Par un jugement n° 2406910 du 25 juin 2025, le tribunal administratif de Nice a rejeté sa demande.
Procédure devant la cour :
Par une requête enregistrée le 27 novembre 2025, Mme B…, représentée par Me Oloumi, demande à la cour :
1°) de l’admettre au bénéfice de l’aide juridictionnelle à titre provisoire ;
2°) d’annuler ce jugement du tribunal administratif de Nice ;
3°) d’annuler l’arrêté du préfet des Alpes-Maritimes du 3 décembre 2024 ;
4°) à titre principal, d’enjoindre au préfet des Alpes-Maritimes de lui délivrer une carte de séjour portant la mention « vie privée et familiale » dans un délai de deux mois à compter de la notification de l’arrêt et de lui délivrer dans l’attente, sans délai, une autorisation provisoire de séjour l’autorisant à travailler ;
5°) à titre subsidiaire, d’enjoindre au préfet de réexaminer son droit au séjour après avoir saisi la commission du titre de séjour et de lui délivrer, dans l’attente, sans délai, une autorisation provisoire de séjour l’autorisant à travailler ;
6°) de mettre à la charge de l’Etat une somme de 2 500 euros en application de l’article L. 761-1 du code de justice administrative.
Elle soutient que :
— le tribunal administratif n’a pas répondu au moyen tiré de ce que le préfet a commis une erreur de droit en n’examinant pas sa demande au regard de l’accord franco-tunisien ;
– elle remplit les conditions de délivrance de plein droit d’une carte de résident en application de l’article 10 g) de l’accord-franco-tunisien ;
– le préfet était tenu de saisir la commission du titre de séjour ;
– elle remplit les conditions de délivrance de plein droit d’un titre de séjour en application de l’article L. 423-23 du code de l’entrée et du séjour des étrangers et du droit d’asile ;
– elle est fondée à se prévaloir de l’article L. 435-1 du code de l’entrée et du séjour des étrangers et du droit d’asile, dès lors que le préfet a examiné sa demande au regard de cet article ;
– elle ne pouvait faire l’objet d’une obligation de quitter le territoire français en vertu des dispositions des articles L. 432-4 et L. 432-12 du code de l’entrée et du séjour des étrangers et du droit d’asile.
Le préfet des Alpes-Maritimes a produit un mémoire en défense, enregistré le 14 avril 2026, postérieurement à la clôture de l’instruction fixée au 28 janvier 2026, qui n’a pas été communiqué.
Mme B… a été admise au bénéfice de l’aide juridictionnelle totale par une décision du 26 décembre 2025.
Vu les autres pièces du dossier ;
Vu :
– l’accord franco-tunisien du 17 mars 1988 ;
– le code de l’entrée et du séjour des étrangers et du droit d’asile ;
– la loi n° 91-647 du 10 juillet 1991 ;
– le code de justice administrative.
La présidente de la formation de jugement a dispensé le rapporteur public, sur sa proposition, de prononcer des conclusions à l’audience.
Les parties ayant été régulièrement averties du jour de l’audience.
Ont été entendus au cours de l’audience publique :
– le rapport de Mme Courbon, présidente assesseure,
– et les observations de Me Oloumi, représentant Mme B…, et de Mme B…, requérante, par un moyen de communication audiovisuelle en application de l’article R. 731-2-1 du code de justice administrative.
Une note en délibéré, présentée pour Mme B…, a été enregistrée le 20 avril 2026 et n’a pas été communiquée.
Considérant ce qui suit :
1. Mme B…, ressortissante tunisienne née le 2 mars 1999, est entrée en France avec sa famille alors qu’elle était âgée de six mois.
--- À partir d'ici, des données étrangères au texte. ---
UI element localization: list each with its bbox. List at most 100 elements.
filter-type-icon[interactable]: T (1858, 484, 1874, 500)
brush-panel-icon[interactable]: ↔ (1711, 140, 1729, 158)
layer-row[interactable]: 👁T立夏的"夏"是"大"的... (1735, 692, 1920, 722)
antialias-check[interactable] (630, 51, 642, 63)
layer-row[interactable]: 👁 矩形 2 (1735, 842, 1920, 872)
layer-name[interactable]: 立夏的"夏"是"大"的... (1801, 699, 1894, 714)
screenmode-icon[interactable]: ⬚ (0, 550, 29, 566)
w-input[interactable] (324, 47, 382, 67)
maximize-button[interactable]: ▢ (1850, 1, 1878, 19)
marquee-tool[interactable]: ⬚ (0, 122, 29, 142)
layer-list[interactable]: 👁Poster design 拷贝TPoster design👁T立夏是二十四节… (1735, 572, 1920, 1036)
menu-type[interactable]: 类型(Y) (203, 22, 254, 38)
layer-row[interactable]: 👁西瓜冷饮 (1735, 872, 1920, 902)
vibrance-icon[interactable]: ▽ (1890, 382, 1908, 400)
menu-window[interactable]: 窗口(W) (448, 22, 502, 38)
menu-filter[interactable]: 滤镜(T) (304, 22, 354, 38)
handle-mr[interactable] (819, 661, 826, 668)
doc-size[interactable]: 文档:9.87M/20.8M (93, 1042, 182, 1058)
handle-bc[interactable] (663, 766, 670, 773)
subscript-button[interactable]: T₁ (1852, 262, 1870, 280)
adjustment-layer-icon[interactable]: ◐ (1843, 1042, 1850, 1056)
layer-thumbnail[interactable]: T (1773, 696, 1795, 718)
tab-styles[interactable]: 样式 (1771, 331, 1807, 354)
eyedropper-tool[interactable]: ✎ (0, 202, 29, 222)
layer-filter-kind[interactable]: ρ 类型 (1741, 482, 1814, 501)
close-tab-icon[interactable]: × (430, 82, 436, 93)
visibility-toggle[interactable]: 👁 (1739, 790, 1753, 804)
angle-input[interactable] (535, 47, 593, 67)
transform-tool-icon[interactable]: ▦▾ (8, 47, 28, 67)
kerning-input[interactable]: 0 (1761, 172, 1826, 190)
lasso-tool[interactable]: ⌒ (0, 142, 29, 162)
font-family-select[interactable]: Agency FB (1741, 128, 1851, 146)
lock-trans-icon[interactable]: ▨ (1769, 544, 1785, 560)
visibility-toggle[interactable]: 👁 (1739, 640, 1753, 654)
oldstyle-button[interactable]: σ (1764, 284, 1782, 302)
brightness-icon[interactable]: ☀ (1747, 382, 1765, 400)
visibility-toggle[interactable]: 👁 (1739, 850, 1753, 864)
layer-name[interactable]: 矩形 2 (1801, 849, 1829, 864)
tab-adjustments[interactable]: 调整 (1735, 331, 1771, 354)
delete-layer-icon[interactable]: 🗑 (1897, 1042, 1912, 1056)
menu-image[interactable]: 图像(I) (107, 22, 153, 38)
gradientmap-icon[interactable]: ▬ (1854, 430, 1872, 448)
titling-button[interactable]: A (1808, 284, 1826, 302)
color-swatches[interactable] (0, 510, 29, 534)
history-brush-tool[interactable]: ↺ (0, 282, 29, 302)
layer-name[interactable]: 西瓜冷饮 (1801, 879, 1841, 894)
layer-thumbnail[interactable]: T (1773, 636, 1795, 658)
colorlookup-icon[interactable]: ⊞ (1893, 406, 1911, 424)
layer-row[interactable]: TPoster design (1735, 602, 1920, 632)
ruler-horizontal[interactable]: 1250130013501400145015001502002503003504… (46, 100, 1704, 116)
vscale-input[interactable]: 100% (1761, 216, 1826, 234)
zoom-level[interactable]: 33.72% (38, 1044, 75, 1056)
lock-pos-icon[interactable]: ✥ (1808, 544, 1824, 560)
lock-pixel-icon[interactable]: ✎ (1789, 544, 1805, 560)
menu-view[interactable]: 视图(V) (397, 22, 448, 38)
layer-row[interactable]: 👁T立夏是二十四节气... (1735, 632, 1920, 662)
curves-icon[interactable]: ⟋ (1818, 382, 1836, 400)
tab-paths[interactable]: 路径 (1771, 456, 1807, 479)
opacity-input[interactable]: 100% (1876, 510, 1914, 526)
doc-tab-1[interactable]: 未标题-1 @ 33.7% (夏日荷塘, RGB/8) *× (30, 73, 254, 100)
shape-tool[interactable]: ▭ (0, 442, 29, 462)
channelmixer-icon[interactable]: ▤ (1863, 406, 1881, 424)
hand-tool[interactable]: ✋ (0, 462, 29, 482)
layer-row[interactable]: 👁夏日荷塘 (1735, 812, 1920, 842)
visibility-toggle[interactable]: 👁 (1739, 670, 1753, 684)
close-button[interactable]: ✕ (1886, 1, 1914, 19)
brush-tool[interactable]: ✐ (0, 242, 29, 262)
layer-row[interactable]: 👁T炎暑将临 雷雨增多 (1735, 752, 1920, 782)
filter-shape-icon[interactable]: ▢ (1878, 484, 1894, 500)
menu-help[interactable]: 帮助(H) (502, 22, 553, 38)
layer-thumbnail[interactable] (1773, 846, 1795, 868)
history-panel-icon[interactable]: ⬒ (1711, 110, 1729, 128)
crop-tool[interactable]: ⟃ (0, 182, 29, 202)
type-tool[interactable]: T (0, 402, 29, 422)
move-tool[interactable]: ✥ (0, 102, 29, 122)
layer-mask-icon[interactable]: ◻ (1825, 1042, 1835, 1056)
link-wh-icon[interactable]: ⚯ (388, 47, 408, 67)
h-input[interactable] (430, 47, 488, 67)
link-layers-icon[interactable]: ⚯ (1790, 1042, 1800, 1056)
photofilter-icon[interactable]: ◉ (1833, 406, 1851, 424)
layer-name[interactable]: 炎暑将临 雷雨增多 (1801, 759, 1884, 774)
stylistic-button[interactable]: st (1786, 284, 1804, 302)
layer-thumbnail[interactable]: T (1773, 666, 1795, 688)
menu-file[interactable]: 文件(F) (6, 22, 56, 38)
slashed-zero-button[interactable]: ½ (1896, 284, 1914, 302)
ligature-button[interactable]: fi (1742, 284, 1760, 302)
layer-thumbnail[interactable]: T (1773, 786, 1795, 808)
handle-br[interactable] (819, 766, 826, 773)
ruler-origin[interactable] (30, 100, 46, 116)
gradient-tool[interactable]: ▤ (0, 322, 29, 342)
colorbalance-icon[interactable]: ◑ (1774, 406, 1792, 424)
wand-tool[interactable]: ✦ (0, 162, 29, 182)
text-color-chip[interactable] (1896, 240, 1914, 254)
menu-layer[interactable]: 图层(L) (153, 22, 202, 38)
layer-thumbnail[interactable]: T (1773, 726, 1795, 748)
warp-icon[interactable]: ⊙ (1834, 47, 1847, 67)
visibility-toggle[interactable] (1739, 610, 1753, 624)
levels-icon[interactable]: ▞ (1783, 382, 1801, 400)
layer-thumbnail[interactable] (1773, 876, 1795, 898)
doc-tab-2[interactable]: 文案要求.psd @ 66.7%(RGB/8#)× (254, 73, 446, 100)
A sa majorité en 2017, un titre de séjour portant la mention « vie privée et familiale » lui a été délivré, régulièrement renouvelé jusqu’au 9 septembre 2024. Elle a sollicité, le 25 juin 2024, le renouvellement de son dernier titre. Par un arrêté du 3 décembre 2024, le préfet des Alpes-Maritimes a refusé de faire droit à sa demande, l’a obligée à quitter le territoire français sans délai, a fixé le pays de destination et a prononcé, à son encontre, une interdiction de retour sur le territoire français d’une durée de deux ans. Mme B… relève appel du jugement du 25 juin 2025 par lequel le tribunal administratif de Nice a rejeté sa demande tendant à l’annulation de cet arrêté.
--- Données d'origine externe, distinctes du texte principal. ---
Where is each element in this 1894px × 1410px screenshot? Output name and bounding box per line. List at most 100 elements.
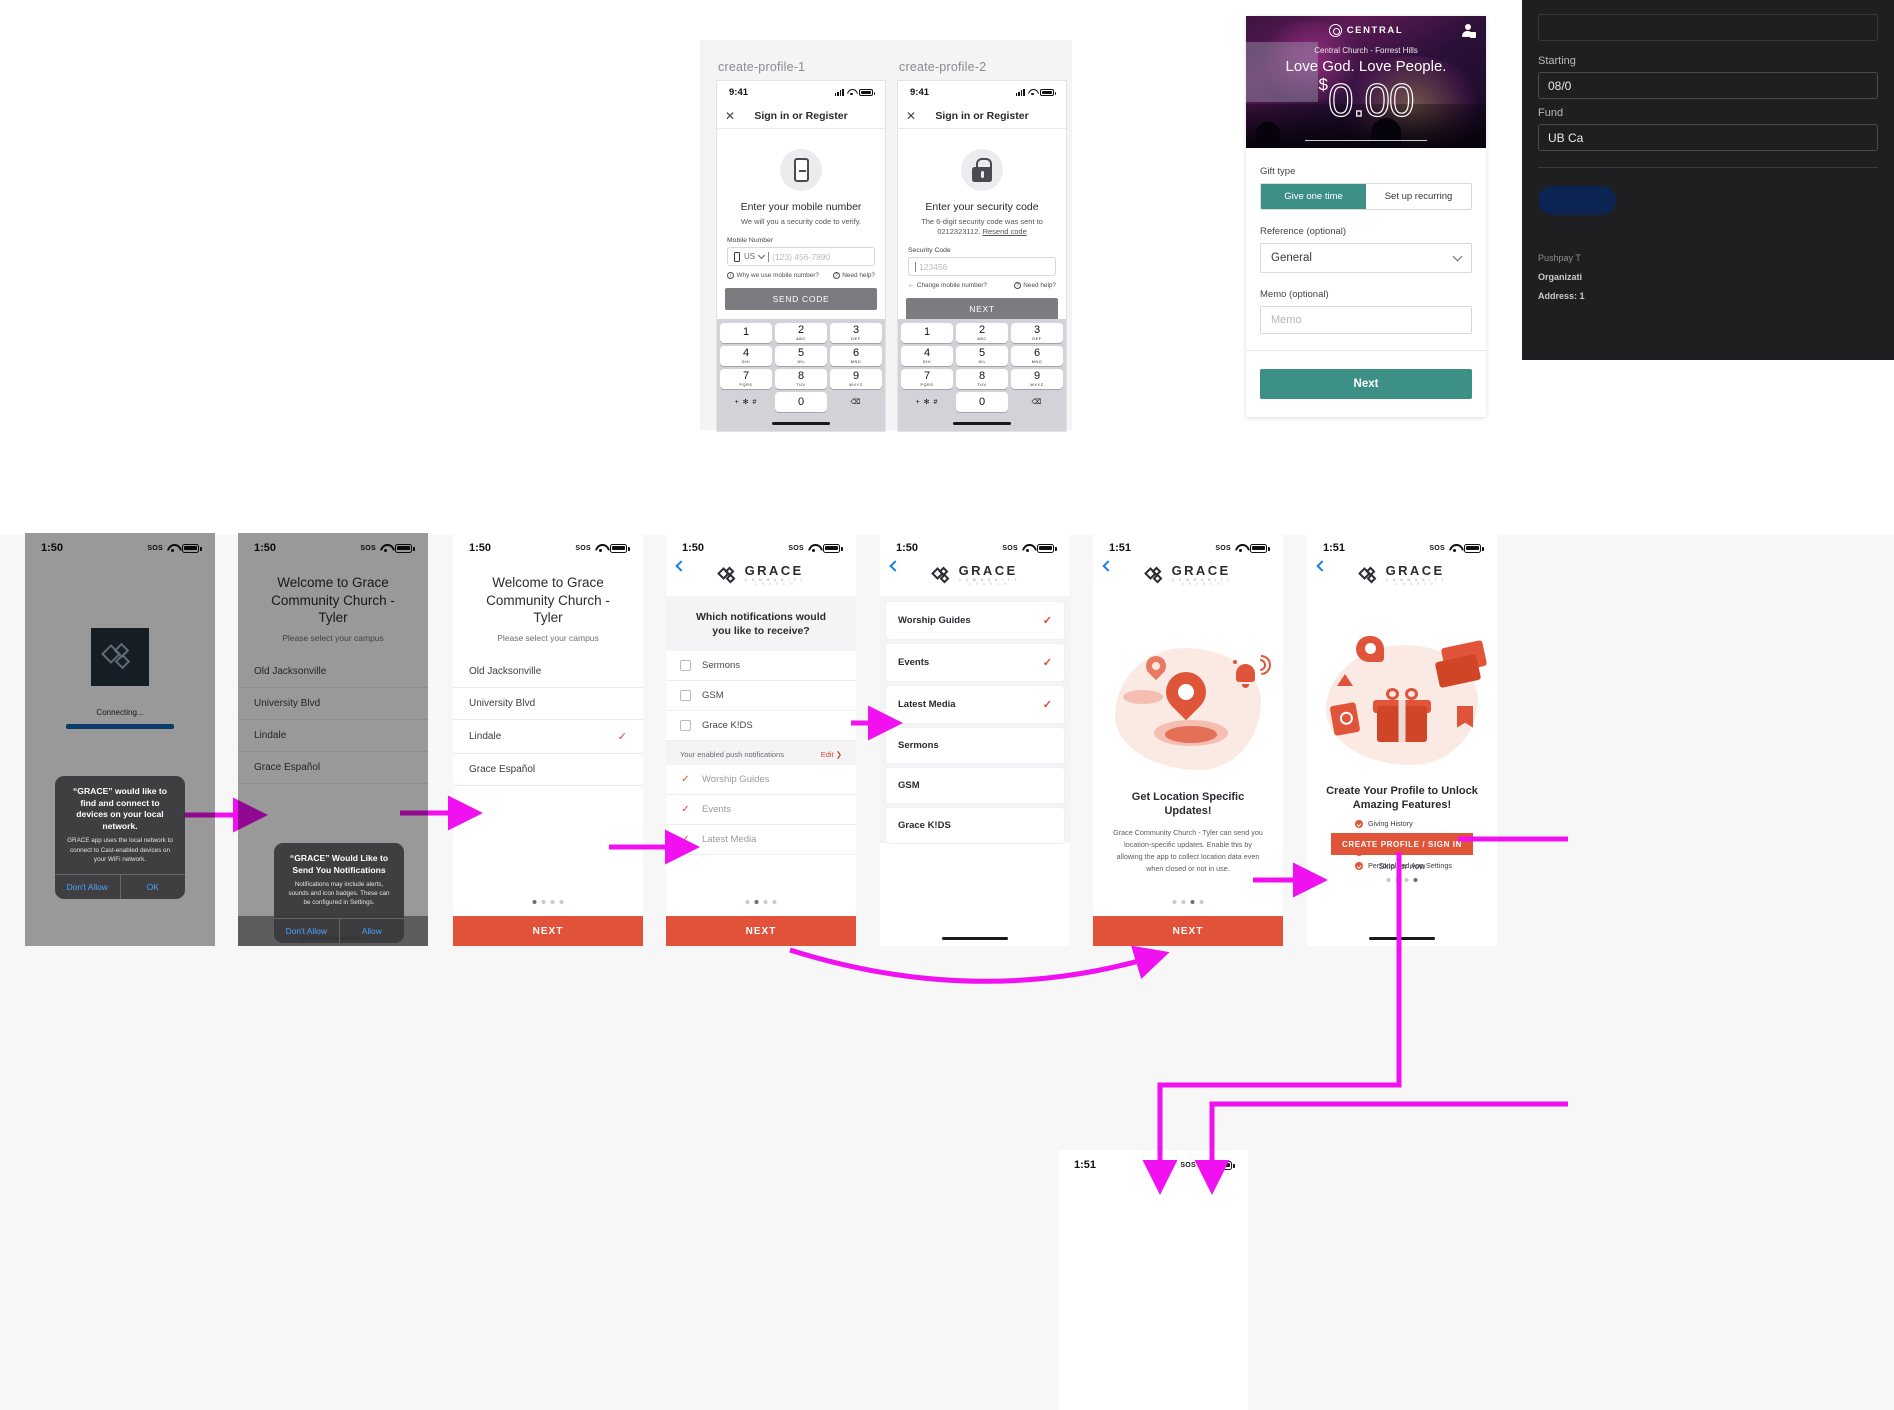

Sur les conclusions tendant à l’admission au bénéfice de l’aide juridictionnelle à titre provisoire :
2. Aux termes de l’article 20 de la loi du 10 juillet 1991 relative à l’aide juridique : « Dans les cas d’urgence (…), l’admission provisoire à l’aide juridictionnelle peut être prononcée par la juridiction compétente ou son président. (…) ».
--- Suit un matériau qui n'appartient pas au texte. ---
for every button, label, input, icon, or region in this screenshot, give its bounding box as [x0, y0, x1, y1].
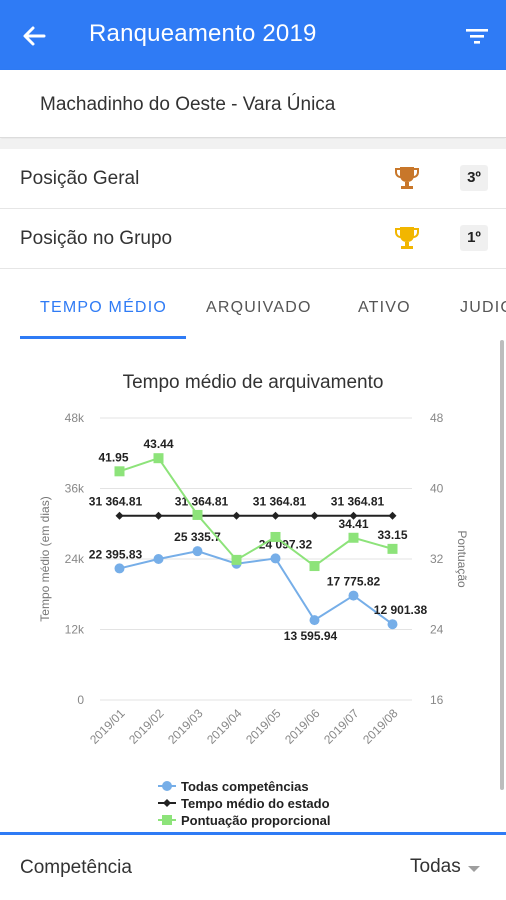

3. Par une décision du bureau d’aide juridictionnelle près le tribunal judiciaire de Marseille du 26 décembre 2025, Mme B… a été admise au bénéfice de l’aide juridictionnelle totale. Ses conclusions tendant à son admission au bénéfice de l’aide juridictionnelle à titre provisoire sont, dès lors, devenues sans objet.
Sur les conclusions à fin d’annulation :
4. D’une part, aux termes du d) de l’article 7 ter de l’accord franco-tunisien du 17 mars 1988 : « Reçoivent de plein droit un titre de séjour renouvelable valable un an et donnant droit à l’exercice d’une activité professionnelle dans les conditions fixées à l’article 7 : / (…) – les ressortissants tunisiens qui justifient par tous moyens résider habituellement en France depuis qu’ils ont atteint au plus l’âge de dix ans. ». Ces stipulations ne privent pas l’autorité compétente du pouvoir qui lui appartient de refuser à un ressortissant tunisien la délivrance d’une carte de séjour d’un an lorsque sa présence en France constitue une menace pour l’ordre public.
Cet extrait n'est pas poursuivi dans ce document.